What Are REITs?

You May Not Be A Homeowner, But REITs Can Make You A Real Estate Investor.

For many in their 20s, burdened with student loan debt while living in high-cost cities, purchasing a home is simply not a possibility. However, that doesn’t mean they can’t get invested in real estate now.

Real estate investment trusts (REITs) are the answer. Their structure is comparable to that of a mutual fund, but they trade on stock exchanges like your  favorite stocks. And they invest only in real estate.

Investing in real estate investment trusts (REITs) can help diversify your portfolio and reduce the importance of a specific sector or asset class over time, especially in the near term. We should all strive to have diverse portfolios that are consistent with our risk tolerance and time frame.

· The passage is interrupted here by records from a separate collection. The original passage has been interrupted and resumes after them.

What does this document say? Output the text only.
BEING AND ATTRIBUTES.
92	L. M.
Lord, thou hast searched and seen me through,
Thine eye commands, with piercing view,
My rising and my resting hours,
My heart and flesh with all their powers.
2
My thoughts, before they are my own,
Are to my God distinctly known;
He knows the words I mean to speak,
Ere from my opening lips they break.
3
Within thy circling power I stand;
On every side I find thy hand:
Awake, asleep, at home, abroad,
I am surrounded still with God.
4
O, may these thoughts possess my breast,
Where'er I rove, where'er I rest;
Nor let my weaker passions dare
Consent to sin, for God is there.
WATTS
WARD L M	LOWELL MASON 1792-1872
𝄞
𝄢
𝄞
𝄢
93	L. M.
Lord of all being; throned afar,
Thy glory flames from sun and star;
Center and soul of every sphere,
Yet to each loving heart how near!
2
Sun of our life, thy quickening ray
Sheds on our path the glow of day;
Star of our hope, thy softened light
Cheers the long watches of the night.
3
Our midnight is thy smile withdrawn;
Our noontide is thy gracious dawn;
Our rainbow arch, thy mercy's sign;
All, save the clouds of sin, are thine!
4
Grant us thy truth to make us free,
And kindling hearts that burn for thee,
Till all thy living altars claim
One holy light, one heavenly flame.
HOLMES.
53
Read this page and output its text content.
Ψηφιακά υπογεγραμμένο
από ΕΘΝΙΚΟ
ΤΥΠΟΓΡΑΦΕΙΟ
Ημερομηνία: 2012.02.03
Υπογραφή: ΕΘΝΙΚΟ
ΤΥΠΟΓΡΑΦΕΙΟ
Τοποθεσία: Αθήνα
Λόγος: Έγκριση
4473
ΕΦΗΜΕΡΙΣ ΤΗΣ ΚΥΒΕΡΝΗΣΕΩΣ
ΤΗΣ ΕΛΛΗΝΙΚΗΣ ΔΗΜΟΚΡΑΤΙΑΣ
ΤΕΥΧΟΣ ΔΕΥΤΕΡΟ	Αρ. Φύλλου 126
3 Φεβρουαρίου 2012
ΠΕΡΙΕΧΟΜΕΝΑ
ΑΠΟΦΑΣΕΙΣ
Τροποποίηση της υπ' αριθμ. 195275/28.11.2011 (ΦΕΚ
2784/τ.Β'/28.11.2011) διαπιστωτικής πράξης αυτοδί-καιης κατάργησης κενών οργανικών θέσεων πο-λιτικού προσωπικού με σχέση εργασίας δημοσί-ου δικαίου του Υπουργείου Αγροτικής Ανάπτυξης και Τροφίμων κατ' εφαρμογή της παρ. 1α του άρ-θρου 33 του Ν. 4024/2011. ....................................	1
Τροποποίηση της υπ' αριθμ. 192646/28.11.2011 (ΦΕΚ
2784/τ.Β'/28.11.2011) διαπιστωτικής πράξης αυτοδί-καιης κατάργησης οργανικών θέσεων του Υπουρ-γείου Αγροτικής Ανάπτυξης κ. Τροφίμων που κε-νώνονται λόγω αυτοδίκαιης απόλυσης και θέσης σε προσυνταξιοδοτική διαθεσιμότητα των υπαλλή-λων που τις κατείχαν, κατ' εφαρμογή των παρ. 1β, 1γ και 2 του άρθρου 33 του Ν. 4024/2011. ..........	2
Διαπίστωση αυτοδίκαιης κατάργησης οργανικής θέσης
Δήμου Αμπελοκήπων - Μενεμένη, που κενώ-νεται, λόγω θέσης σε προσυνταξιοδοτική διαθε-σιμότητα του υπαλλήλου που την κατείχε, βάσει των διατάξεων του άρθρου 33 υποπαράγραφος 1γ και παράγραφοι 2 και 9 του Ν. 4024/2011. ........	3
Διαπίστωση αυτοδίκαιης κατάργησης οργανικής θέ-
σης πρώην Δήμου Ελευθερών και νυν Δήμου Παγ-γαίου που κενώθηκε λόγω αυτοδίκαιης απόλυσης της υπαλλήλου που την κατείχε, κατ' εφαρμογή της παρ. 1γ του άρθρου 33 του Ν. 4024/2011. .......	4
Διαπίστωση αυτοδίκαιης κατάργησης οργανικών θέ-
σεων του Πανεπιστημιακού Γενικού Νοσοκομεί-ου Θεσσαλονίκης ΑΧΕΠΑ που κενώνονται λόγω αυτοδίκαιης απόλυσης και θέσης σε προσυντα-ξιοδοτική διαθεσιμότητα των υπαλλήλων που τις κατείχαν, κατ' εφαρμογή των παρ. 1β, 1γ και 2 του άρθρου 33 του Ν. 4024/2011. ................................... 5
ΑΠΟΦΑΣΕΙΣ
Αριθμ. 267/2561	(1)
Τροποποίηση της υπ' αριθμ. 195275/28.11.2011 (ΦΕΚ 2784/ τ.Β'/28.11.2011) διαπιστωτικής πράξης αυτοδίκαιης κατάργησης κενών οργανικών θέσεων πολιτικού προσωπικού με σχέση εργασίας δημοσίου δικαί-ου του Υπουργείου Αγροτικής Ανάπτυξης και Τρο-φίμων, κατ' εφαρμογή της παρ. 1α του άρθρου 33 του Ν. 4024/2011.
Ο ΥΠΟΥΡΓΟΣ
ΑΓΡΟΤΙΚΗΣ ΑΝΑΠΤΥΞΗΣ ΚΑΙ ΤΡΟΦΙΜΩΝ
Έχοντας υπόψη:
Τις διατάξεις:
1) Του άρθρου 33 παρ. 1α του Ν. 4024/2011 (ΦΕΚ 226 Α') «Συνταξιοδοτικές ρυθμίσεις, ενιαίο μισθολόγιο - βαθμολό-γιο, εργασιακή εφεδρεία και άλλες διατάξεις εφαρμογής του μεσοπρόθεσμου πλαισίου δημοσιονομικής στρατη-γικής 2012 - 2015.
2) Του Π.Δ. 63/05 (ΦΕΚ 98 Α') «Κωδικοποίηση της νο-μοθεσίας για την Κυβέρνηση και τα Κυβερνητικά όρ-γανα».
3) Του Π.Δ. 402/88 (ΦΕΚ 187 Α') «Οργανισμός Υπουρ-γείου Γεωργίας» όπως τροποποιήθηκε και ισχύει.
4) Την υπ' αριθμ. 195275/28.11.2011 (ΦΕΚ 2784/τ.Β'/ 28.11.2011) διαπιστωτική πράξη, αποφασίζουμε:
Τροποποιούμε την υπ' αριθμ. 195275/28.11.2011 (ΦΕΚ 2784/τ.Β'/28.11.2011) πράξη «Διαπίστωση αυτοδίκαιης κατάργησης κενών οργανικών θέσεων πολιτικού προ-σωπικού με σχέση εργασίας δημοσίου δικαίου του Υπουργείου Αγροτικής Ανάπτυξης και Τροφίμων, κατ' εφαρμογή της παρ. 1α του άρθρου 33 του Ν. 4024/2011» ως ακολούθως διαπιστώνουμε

REITs can be classified into three categories: equity, mortgage, and a mix of the two. Equity REITs invest your money in actual real estate (eg, large apartment complexes), whereas mortgage REITs lend money to people who own or manage property.

REITs are appealing for their dividend payouts: They must distribute at least 90% of their income as dividends (and some pay 100%). Because REITs are largely exempt from corporate taxes, less tax equals more profit, which equals more money in investors' pockets.

While you won't be able to call yourself a homeowner, you will be able to call yourself a real estate investor if you invest in REITs.